現代生活では考えられないかもしれませんが、昔特に農村の生活では、昼間鍵をかけないで出掛けることは不思議ではありませんでした。
そうした地域は、住宅がそれほど密集していません。
家の周りには庭があり、田畑が広がっている場合がほとんどです。
また近所同士は交流や付き合いがあるので、お互いにどんな家庭かは概ね理解していたのです。
家は3世帯家族などが普通で、どんな時も家にはお爺ちゃんやお婆ちゃんなど、誰かが家にいることが多かったので、鍵はそれほど必要でなかったこともあるでしょう。
もちろん法事など全員が家を留守にする時などは、火の元を調べて最後に玄関の鍵を掛けるという状況はありました。
しかしそうした時でも、留守宅を近くの親戚や隣の人に頼むということは珍しいことではなかったのです。

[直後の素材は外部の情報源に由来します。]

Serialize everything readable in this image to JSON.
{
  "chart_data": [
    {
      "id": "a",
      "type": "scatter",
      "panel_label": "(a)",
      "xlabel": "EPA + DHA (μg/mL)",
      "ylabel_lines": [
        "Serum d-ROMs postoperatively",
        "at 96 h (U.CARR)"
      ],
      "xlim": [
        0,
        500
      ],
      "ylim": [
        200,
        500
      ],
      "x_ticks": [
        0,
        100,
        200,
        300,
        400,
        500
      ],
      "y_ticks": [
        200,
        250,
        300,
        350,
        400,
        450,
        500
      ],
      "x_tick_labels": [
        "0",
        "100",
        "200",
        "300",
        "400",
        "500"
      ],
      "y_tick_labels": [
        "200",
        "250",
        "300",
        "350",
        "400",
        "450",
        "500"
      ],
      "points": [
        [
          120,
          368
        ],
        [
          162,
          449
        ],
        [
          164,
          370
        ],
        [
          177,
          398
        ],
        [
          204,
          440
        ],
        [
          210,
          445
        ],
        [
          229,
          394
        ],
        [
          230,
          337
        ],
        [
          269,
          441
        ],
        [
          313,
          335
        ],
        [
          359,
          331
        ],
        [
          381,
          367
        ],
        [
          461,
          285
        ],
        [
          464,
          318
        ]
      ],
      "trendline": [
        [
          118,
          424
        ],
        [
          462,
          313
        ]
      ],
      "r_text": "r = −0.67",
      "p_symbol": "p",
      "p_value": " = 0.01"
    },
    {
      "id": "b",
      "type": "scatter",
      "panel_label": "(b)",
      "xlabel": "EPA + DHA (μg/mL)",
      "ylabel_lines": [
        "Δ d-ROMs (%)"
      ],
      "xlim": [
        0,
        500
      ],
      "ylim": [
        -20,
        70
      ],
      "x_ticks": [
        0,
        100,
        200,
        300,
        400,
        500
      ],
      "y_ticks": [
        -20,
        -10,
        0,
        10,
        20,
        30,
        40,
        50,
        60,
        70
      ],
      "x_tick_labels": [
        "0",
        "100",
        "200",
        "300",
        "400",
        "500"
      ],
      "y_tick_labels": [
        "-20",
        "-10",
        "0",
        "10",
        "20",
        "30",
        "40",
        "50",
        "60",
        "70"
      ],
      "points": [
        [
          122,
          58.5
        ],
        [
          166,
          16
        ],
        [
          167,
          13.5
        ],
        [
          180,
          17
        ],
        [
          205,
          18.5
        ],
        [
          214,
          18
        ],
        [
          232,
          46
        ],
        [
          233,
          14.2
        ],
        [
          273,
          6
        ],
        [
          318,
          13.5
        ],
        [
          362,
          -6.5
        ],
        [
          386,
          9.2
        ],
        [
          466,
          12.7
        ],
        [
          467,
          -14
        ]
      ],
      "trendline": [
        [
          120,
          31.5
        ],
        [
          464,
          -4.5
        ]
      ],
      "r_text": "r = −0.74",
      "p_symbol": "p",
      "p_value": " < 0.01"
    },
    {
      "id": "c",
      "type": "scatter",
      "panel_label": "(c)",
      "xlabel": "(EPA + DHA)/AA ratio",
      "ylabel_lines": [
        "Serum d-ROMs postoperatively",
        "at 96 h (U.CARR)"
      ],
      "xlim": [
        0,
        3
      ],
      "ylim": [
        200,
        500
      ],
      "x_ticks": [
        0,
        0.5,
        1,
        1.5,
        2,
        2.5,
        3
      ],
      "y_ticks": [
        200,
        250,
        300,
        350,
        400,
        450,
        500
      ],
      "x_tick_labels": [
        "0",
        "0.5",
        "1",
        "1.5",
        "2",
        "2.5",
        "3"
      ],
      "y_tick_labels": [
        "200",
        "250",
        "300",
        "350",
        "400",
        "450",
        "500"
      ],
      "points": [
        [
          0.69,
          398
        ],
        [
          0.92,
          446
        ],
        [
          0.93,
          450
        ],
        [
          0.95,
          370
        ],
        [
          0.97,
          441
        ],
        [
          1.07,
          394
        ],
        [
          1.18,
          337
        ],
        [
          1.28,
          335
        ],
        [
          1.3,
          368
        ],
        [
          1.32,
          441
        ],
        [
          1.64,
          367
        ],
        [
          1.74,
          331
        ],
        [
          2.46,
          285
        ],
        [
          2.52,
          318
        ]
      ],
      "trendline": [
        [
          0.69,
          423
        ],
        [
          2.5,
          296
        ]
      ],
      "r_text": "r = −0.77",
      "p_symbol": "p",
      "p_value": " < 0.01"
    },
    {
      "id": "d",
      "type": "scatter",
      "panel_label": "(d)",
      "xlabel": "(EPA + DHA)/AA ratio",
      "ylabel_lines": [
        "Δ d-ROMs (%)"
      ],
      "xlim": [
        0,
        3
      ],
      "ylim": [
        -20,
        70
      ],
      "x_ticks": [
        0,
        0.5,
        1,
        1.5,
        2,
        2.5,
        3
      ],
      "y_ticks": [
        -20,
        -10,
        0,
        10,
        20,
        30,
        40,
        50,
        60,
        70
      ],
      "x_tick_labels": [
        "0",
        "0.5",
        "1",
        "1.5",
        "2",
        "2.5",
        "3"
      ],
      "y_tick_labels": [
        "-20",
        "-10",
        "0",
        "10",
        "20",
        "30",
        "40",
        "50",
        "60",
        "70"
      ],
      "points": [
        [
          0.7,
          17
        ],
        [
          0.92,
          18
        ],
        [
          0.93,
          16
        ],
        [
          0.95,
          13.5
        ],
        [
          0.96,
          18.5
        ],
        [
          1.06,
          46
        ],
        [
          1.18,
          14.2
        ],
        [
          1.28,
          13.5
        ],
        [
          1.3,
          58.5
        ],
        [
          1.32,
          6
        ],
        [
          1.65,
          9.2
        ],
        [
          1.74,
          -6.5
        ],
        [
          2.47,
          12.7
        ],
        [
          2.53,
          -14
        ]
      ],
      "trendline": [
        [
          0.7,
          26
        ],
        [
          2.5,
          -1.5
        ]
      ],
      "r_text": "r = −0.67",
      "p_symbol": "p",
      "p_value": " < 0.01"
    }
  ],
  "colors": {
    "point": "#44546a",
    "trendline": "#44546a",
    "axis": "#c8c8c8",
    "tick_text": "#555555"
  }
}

40年位前のこと、私が住んでいた地方都市では、郊外に家を持つ知り合いのおばさんも、玄関の鍵を掛けないで出掛けていたのを見たことがあります。
私は「鍵を掛けなくてもいいんですか」と聞くと、「いいの、こんな田舎だし、何も取るものないしね」などと言って笑っていました。
ところが現代では違います。
都会はもちろん、どんな田舎の家でも鍵は掛けるのではないでしょうか。
都会のマンションでは、朝ゴミを捨てに行く時も、玄関の鍵を掛けるのは普通です。
家の鍵、車の鍵、自転車の鍵、金庫の鍵など、家族のメンバーそれぞれが自分の鍵の束を持つというのは普通の事になりました。
ひどい話になると、自分の部屋に鍵を取り付ける引きこもりの人もいるそうで、日本では考えられなかった状況まで出てきたのです。
こうした背景には、昔とは違った社会の変化が挙げられます。
よく言われるように、近所付き合いが薄れたために起こるコミュニティの崩壊です。
マンションでも、隣にどんな人が住んでいるかも知らないという恐るべき状況は、私たちの意識に決定的な変化をもたらしました。
お互い干渉しないという無関心、そしてお互いに対する不信感です。
鍵が必要になるのは当然のことと言えます。
鍵を持たねば生活できないのは仕方がないけれど、私は昔ののんびりした鍵のあまり必要ない生活が懐かしく思い出されるのです。